O problema da «qualidade do carola»
O número de «carolas» (voluntários, benévolos) que integram os clubes, que dão vida e põem de pé o desporto nacional é desconhecido, de resto, como quase tudo em relação a esta área da vida social. O cálculo de que existem cerca de 12 mil clubes desportivos, permite que se considere que, à sua frente, se encontram, pelo menos, mais de 100 mil pessoas, maiores, dos dois sexos (com enorme predominância dos homens) que garantem o funcionamento e a vida quotidiana dos clubes, o enquadramento das equipas, o funcionamento de secções desportivas, etc.
O abandono, a desistência, ou a simples limitação da acção destas pessoas teria uma repercussão incalculável na vida desportiva nacional. Mas, para além das consequências desportivas, seria todo o tecido social que se alteraria pelo desaparecimento de um dos locais em que a vida comunitária convivial se pode realizar de forma mais intensa. De facto, para além do enorme valor económico que representa o trabalho dos «carolas», seria toda a vida democrática do País que seria profundamente prejudicada.

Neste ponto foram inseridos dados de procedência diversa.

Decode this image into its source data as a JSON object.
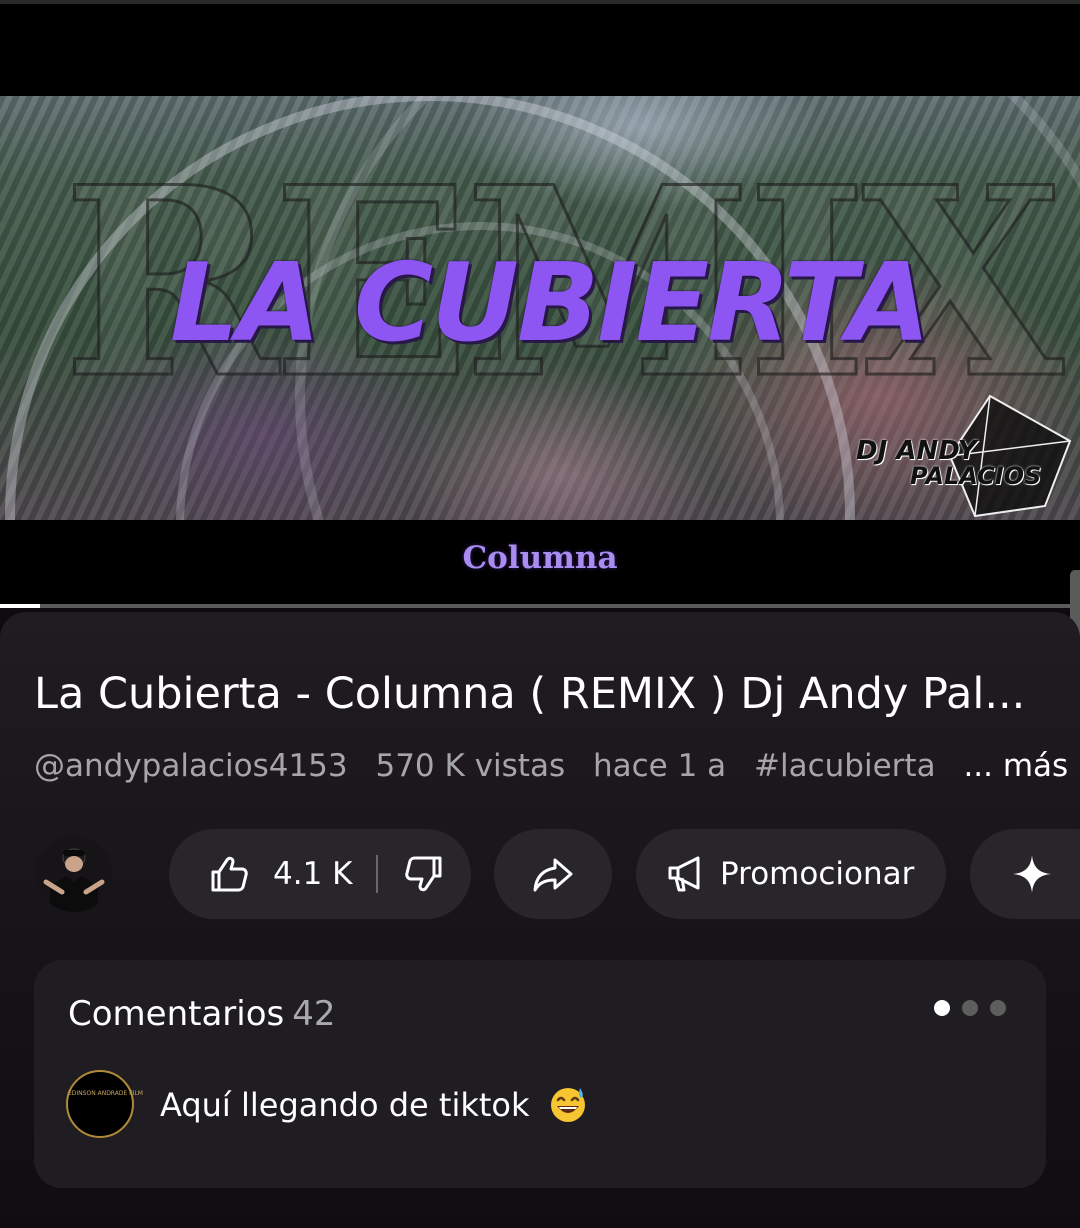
{
  "video": {
    "art_title": "LA CUBIERTA",
    "art_background": "REMIX",
    "art_logo_line1": "DJ ANDY",
    "art_logo_line2": "PALACIOS",
    "subtitle": "Columna",
    "progress": 0.037
  },
  "details": {
    "title": "La Cubierta - Columna ( REMIX ) Dj Andy Pal...",
    "channel": "@andypalacios4153",
    "views": "570 K vistas",
    "age": "hace 1 a",
    "hashtag": "#lacubierta",
    "more": "... más"
  },
  "actions": {
    "like_count": "4.1 K",
    "like_icon": "thumbs-up-icon",
    "dislike_icon": "thumbs-down-icon",
    "share_icon": "share-icon",
    "promote_label": "Promocionar",
    "promote_icon": "megaphone-icon",
    "extra_icon": "sparkle-icon"
  },
  "comments": {
    "title": "Comentarios",
    "count": "42",
    "first_comment": "Aquí llegando de tiktok",
    "first_comment_emoji": "grinning-sweat-emoji",
    "avatar_logo_text": "EDINSON ANDRADE FILM",
    "pager_total": 3,
    "pager_active": 1
  },
  "colors": {
    "background": "#0d0b0e",
    "pill": "#29262b",
    "card": "#1f1d21",
    "accent_text": "#a98cf0",
    "meta_text": "#a6a6a6"
  }
}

Este grande contingente, representando um «capital» inestimável de dedicação, experiência, saber e energia voluntária, constitui um dos grandes pilares, se não o mais importante, do desenvolvimento desportivo. Estas pessoas não estão isentas de contradições, inconsequências e outros fenómenos. O facto é que são pessoas como as outras.
Como se sabe é este contingente que se afirma estar em crise. Não se conhecem bem quais os seus contornos, mas afirma-se que o «carola» parece não responder, no presente, às solicitações da modernização da vida associativa e do próprio desporto. Um aspecto visível desta crise verifica-se na dificuldade em encontrar o número suficiente de pessoas dispostas a substituir aqueles que abandonam por qualquer razão, ou pôr a funcionar novos clubes. Um seu aspecto qualitativo refere-se à constantemente afirmada falta de competência que, do ponto de vista técnico e administrativo, caracterizaria a generalidade daqueles que se mantém em exercício.
Estas duas constatações merecem uma reflexão cuidada capaz de ajudar a compreender a situação. Nos seus aspectos gerais, a «crise» que elas revelam estabelece-se em confronto com o passado, relembrado com a nostalgia habitual dos «bons velhos tempos». Antes do mais, é bom esclarecer que estes «bons velhos tempos» nunca existiram. Como muitos outros fenómenos da vida cultural, o associativismo manteve-se em «crise» permanente desde que surgiu em meados do século dezanove. As dificuldades de funcionamento dos clubes de bairro, de autêntica raiz popular, foram, desde sempre, uma característica da história do associativismo português.
Naturalmente que se verificaram alterações, nalguns casos não tão profundas como se apregoa mas, de qualquer modo, a complexificação do fenómeno social global verificada nos últimos 50 anos, as dificuldades criadas à vida comunitária como ela foi vivida e a incapacidade, da parte da sociedade, em fornecer respostas mais ajustadas às necessidades do trabalho, do tempo livre e da própria vida urbana, são aspectos indesmentíveis. Todos eles com reflexos intensos na estrutura associativa.
Devem juntar-se a estes elementos, aqueles que se referem à própria evolução do desporto, particularmente evidente nos últimos quinze anos. O encarecimento da sua prática, as exigências acrescidas dos praticantes, a sofisticação dos equipamentos e a sua carência, a desvalorização das contribuições dos próprios associados mas, acima de tudo, a vontade, não expressa, em eliminar os «corpos intermédios» da participação activa dos cidadãos na vida social e política, constituem elementos importantes para a compreensão das dificuldades.
Quando à «crise quantitativa», é evidente a sua existência, mas convém situá-la na sua verdadeira dimensão. De facto, o número de clubes aumentou continuamente, ainda que de forma irregular, desde o pós guerra até hoje. Este facto, que traduz o desejo e a necessidade sentidos pelas populações em alargarem o seu espaço socializante, naturalmente cria dificuldades quantitativas importantes. Infelizmente não se encontra qualquer estudo significativo sobre este assunto no nosso País.
A «crise qualitativa» compreende-se bem à luz destes elementos: as novas necessidades criam novos problemas, as dificuldades exigem formas adaptadas de optimização dos recursos existentes e que são sempre escassos, a «mudança» impõe uma nova visão para equacionar antigos problemas. A necessidade dos dirigentes possuírem, ou conhecerem, formas adaptadas de solução é, por isso, um imperativo.
A crise qualitativa é, certamente, o mais grave problema que o nosso associativismo desportivo enfrenta no presente. Por um lado, porque, perante as alterações da vida social, os «carolas» ficam desconcertados e, frequentemente, desorientados. Assim, juntando-se à ausência de perspectivas de acção adaptada, surge a desmotivação e a incapacidade em se aperceberem das suas reais capacidades.